Here’s an accessible desktop app to help you weave a web of words

Ever since I began writing regularly, I’ve been searching for an enhanced dictionary and thesaurus tool that would be available inline with my word processor.  Unsure of exactly what I wanted, I was willing to go the CD ROM route, but I preferred a plug-in that would not necessitate leaving the desktop; perhaps a software download that would allow me access to a better selection of definitions and synonyms than those available in the various writing programs that I use. the issue, as always, has been one of accessibility. There are some great editor’s products and writing tools available, but not to me, since I use a screen reader. I finally found one in the form of a free download called Word Web.
Word Web is a little gem that can plug in to almost any word processor you are using.  One feature that was important to me is the ability to stay on the desktop, and not be forced online to get a synonyms list, if my word processor did not have a built-in thesaurus.  Case in point, Jarte, which is one of my favorite programs.  When in Jarte, I can now just click on the thesaurus option and Word Web pops right up in my document. It is easy to use, although I do admit that it is not necessarily intuitive, until you realize that the menu structure is that of a system of tabs.  You can tab to various options, then make your choice from what appears in the tab.

Word Web offers a free download, subject to the user agreement.  The basic paid version, Word Web Pro, without add-ons, is only $20. While the free version will certainly get you where you need to go, I recommend the paid version if you are a serious writer who needs access to advanced tools such as collegiate dictionaries and an augmented selection of words, pronunciations and variations.
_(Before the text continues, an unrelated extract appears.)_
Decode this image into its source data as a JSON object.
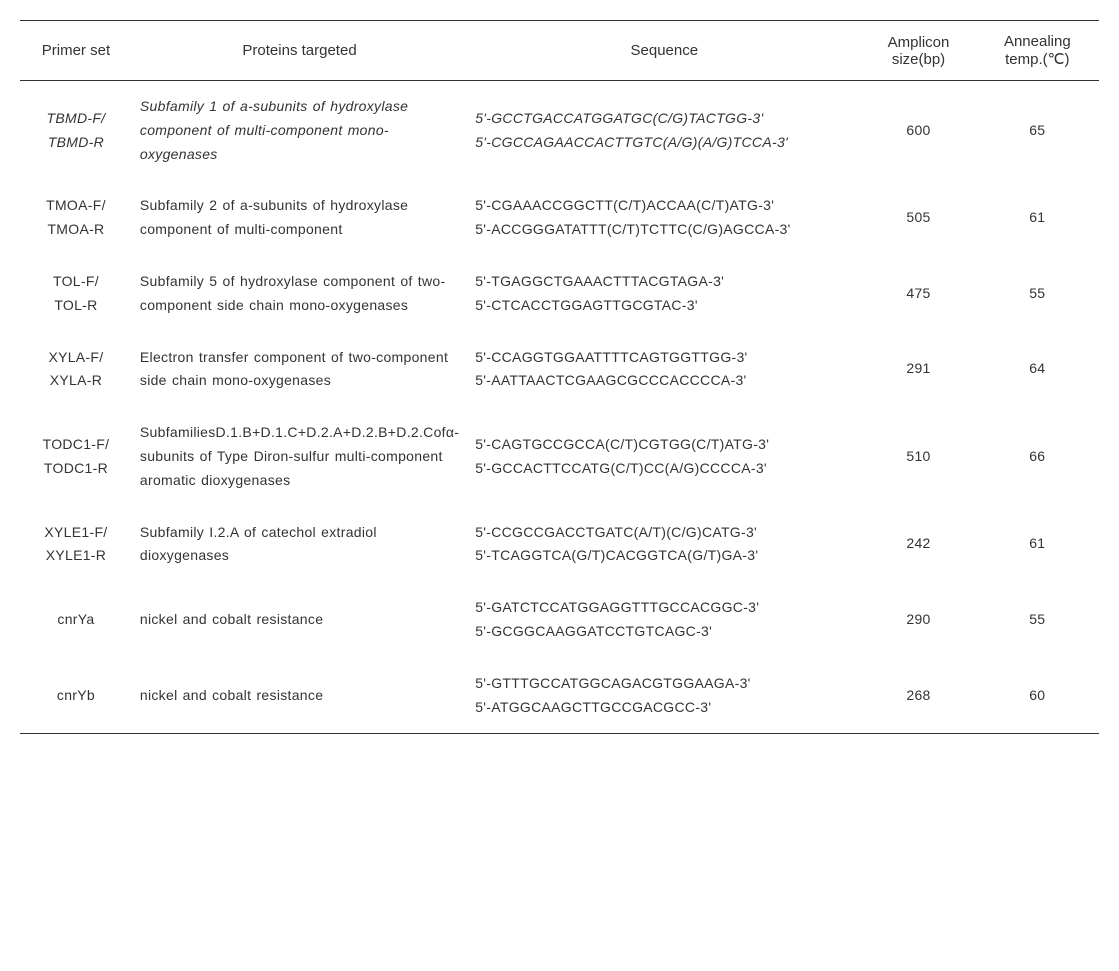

What makes Word Web unique is that you are not stuck with the short list of obvious choices that are typically found in most word processors.  You are also given a list of examples of usage, nearest words, synonyms, and other types of the chosen word.  I have found this particularly useful when I’ve written myself into a corner, produced a perfectly horrible sentence, and have needed a way out.  By showing me other versions of the same word, and examples of how I might use it, I can obliterate the offending prose and rework the sentence to my satisfaction.  If you purchase Word Web, there is an included list of audio pronunciations that is professionally recorded and would be very useful to anyone, but especially non-native English speakers.  What a great idea.  Also,since there are times when the text-to-speech synthesizer in a screen reader program doesn’t get the pronunciation exactly right, having the Word Web audio as verification could be a lifesaver.